CBC Director Charles Clifford said: “The Cayman Islands experienced a mass migration crisis in 1994, with the arrival of approximately 1,100 Cuban migrants in a relatively short period. With the increasing number of irregular Cuban migrants arriving on our shores now, the situation has the potential to overwhelm our services which could potentially create national security challenges.”
Cuban immigrants to the US is at its highest levels since the 1980 Mariel Boatlift, only this time they are crossing the US southern land border instead of arriving by sea.
The Washington Post stated that two months ago around 32,000 Cubans were taken into custody along the USA-Mexico border, many arriving through other Central American countries such as Honduras and Nicaragua.
In April 2015, the Cayman Islands Government signed a Memorandum of Understanding with Cuba over migration. It introduced agreed timelines for the exchange of information between the two governments that will shorten the time between the arrival and repatriation of Cuban migrants.
As well as ensuring that migrants are able to return to their families without undue delay, the shorter turnaround times will reduce the costs involved in accommodating migrants. However, the repatriation process is sometimes delayed because of legal challenges and over the past two years Cuba’s border was closed due to the COVID-19 pandemic. Cuba has recently reopened their border.
In 2021, the Cayman Islands Government spent $946,000 on the management of Cuban migrants. Around $450,000 has been spent to date since the start of the year on this issue. If the current trend of arrivals continues, supplementary funding will need to be approved to buttress the 2022 budget of $758,000.

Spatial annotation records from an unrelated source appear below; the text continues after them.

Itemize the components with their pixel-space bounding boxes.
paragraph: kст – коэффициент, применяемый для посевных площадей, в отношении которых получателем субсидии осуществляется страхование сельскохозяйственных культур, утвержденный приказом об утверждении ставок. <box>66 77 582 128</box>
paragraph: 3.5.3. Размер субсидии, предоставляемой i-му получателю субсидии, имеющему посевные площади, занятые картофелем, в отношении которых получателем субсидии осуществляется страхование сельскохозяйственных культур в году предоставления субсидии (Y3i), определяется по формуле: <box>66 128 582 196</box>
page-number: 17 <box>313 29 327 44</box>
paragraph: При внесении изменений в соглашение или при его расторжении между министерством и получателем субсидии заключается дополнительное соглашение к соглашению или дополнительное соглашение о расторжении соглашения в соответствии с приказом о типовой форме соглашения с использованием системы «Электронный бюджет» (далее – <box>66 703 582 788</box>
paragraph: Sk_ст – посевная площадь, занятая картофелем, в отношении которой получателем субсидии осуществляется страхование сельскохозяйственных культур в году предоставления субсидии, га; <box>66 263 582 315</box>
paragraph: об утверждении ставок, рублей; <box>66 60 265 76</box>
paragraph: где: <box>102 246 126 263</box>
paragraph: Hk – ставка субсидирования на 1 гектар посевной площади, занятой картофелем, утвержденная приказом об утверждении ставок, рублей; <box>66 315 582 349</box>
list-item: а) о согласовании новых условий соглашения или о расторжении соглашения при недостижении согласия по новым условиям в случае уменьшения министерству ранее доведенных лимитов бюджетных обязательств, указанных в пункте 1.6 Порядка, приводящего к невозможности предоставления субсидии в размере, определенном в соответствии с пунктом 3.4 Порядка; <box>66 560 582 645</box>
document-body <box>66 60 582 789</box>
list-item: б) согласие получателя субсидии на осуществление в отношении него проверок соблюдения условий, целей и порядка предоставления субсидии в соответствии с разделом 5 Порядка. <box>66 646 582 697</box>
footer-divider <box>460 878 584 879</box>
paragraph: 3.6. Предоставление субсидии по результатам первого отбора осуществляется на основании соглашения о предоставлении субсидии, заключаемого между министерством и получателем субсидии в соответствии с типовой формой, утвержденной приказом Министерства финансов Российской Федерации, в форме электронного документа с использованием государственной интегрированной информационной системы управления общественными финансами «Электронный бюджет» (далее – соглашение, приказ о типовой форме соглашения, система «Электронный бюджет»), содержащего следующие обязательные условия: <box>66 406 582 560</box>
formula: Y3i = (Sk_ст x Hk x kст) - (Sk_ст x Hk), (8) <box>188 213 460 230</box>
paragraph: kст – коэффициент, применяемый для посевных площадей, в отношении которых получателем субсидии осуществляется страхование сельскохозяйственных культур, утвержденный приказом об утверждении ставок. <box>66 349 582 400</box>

The cost of maintaining each migrant is approximately CI$100 to $150 per day, which is inclusive of food, housing, medical costs, security and other miscellaneous costs. Historically, the following amounts have been spent on irregular migrants annually:
Various factors contribute to the extremely high costs associated with the custody, care, and repatriation of irregular migrants, including delays in receiving authorisation for repatriation from the Government of Cuba, delays in the appeals process, and the provision of special accommodation needs (for example for families, children and pregnant women), and exceptional security measures.